Manson stole his song and now Macca wants it back
Paul McCartney has revealed to NME that it took him decades to reclaim a song that he felt cult leader Charles Manson had indirectly stolen from the Beatles’ repertoire.
When The Beatles dropped the White Album on the world in 1968, it was an instant hit with millions of people, including former jailbird Charles Manson who decided to hijack the fab four’s first and only double album for his own ends.
In particular, Manson adopted the Paul McCartney song “Helter Skelter” as a moniker for his vision of an apocalyptic race war between blacks and whites that he felt was about to erupt and change the world forever.
In a 2009 documentary called Manson, one of Charlie’s followers, Catherine Share, described what the term “Helter Skelter” from the Beatles song of the same name meant to Manson and his followers.
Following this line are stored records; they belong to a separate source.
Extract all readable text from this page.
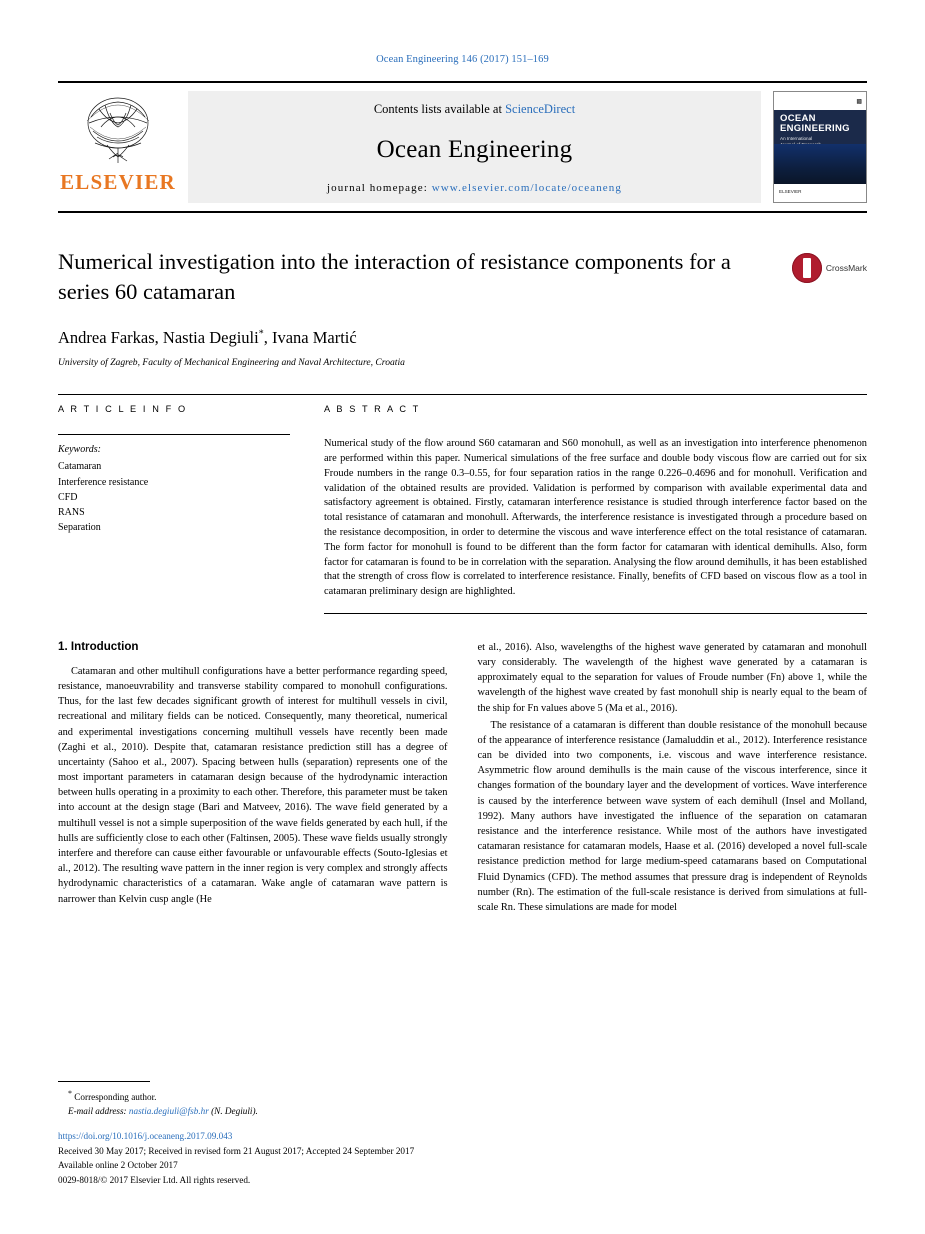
Ocean Engineering 146 (2017) 151–169
ELSEVIER
Contents lists available at ScienceDirect
Ocean Engineering
journal homepage: www.elsevier.com/locate/oceaneng
▩
OCEAN
ENGINEERING
An International

ELSEVIER
Numerical investigation into the interaction of resistance components for a series 60 catamaran
CrossMark
Andrea Farkas, Nastia Degiuli*, Ivana Martić
University of Zagreb, Faculty of Mechanical Engineering and Naval Architecture, Croatia
A R T I C L E I N F O
Keywords:
Catamaran
Interference resistance
CFD
RANS
Separation
A B S T R A C T
Numerical study of the flow around S60 catamaran and S60 monohull, as well as an investigation into interference phenomenon are performed within this paper. Numerical simulations of the free surface and double body viscous flow are carried out for six Froude numbers in the range 0.3–0.55, for four separation ratios in the range 0.226–0.4696 and for monohull. Verification and validation of the obtained results are provided. Validation is performed by comparison with available experimental data and satisfactory agreement is obtained. Firstly, catamaran interference resistance is studied through interference factor based on the total resistance of catamaran and monohull. Afterwards, the interference resistance is investigated through a procedure based on the resistance decomposition, in order to determine the viscous and wave interference effect on the total resistance of catamaran. The form factor for monohull is found to be different than the form factor for catamaran with identical demihulls. Also, form factor for catamaran is found to be in correlation with the separation. Analysing the flow around demihulls, it has been established that the strength of cross flow is correlated to interference resistance. Finally, benefits of CFD based on viscous flow as a tool in catamaran preliminary design are highlighted.
1. Introduction

Catamaran and other multihull configurations have a better performance regarding speed, resistance, manoeuvrability and transverse stability compared to monohull configurations. Thus, for the last few decades significant growth of interest for multihull vessels in civil, recreational and military fields can be noticed. Consequently, many theoretical, numerical and experimental investigations concerning multihull vessels have recently been made (Zaghi et al., 2010). Despite that, catamaran resistance prediction still has a degree of uncertainty (Sahoo et al., 2007). Spacing between hulls (separation) represents one of the most important parameters in catamaran design because of the hydrodynamic interaction between hulls operating in a proximity to each other. Therefore, this parameter must be taken into account at the design stage (Bari and Matveev, 2016). The wave field generated by a multihull vessel is not a simple superposition of the wave fields generated by each hull, if the hulls are sufficiently close to each other (Faltinsen, 2005). These wave fields usually strongly interfere and therefore can cause either favourable or unfavourable effects (Souto-Iglesias et al., 2012). The resulting wave pattern in the inner region is very complex and strongly affects hydrodynamic characteristics of a catamaran. Wake angle of catamaran wave pattern is narrower than Kelvin cusp angle (He

et al., 2016). Also, wavelengths of the highest wave generated by catamaran and monohull vary considerably. The wavelength of the highest wave generated by a catamaran is approximately equal to the separation for values of Froude number (Fn) above 1, while the wavelength of the highest wave created by fast monohull ship is nearly equal to the beam of the ship for Fn values above 5 (Ma et al., 2016).

The resistance of a catamaran is different than double resistance of the monohull because of the appearance of interference resistance (Jamaluddin et al., 2012). Interference resistance can be divided into two components, i.e. viscous and wave interference resistance. Asymmetric flow around demihulls is the main cause of the viscous interference, since it changes formation of the boundary layer and the development of vortices. Wave interference is caused by the interference between wave system of each demihull (Insel and Molland, 1992). Many authors have investigated the influence of the separation on catamaran resistance and the interference resistance. While most of the authors have investigated catamaran resistance for catamaran models, Haase et al. (2016) developed a novel full-scale resistance prediction method for large medium-speed catamarans based on Computational Fluid Dynamics (CFD). The method assumes that pressure drag is independent of Reynolds number (Rn). The estimation of the full-scale resistance is derived from simulations at full-scale Rn. These simulations are made for model

* Corresponding author.
E-mail address: nastia.degiuli@fsb.hr (N. Degiuli).
https://doi.org/10.1016/j.oceaneng.2017.09.043
Received 30 May 2017; Received in revised form 21 August 2017; Accepted 24 September 2017
Available online 2 October 2017
0029-8018/© 2017 Elsevier Ltd. All rights reserved.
“When the Beatles’ White Album came out, Charlie listened to it over and over and over and over again. He was quite certain that the Beatles had tapped in to his spirit, the truth—that everything was gonna come down and the black man was going to rise. It wasn’t that Charlie listened to the White Album and started following what he thought the Beatles were saying. It was the other way around. He thought that the Beatles were talking about what he had been expounding for years. Every single song on the White Album, he felt that they were singing about us. The song ‘Helter Skelter’—he was interpreting that to mean the blacks were gonna go up and the whites were gonna go down.”
Of course, Charlie’s predictions of racial carnage on the streets of Los Angeles never materialized.
Yet the Tate/LaBianca murders which Manson orchestrated in the summer of 1969 in an attempt to trigger his predictions of race war would soon make him, his family of killers, and their twisted philosophy household names.
After the phrase “Healter (sic) Skelter” was written in blood on the refrigerator of the LaBianca household and Manson was allowed to talk about his vision of “Helter Skelter” during his very public trial, the Beatles felt they had no choice but to distance themselves from the song.
At the time Paul McCartney thought he would never play it live again.
“Well, that put me off doing it forever. I thought, I’m not doing ‘Helter Skelter,’ you know, because it was too close to that event, and immediately it would have seemed like I was, either I didn’t care about all the carnage that had gone on or whatever, so I kept away from it for a long time.”
However, half a decade on, and with Manson dead and buried, the song has been finally given a new lease of life during McCartney’s concerts.
The Scouse songbird explained, “But then in the end I thought, you know, that’d be good on stage, that’d be a nice one to do, so we brought it out of the bag and tried it and it works. It’s a good one to rock with, you know.”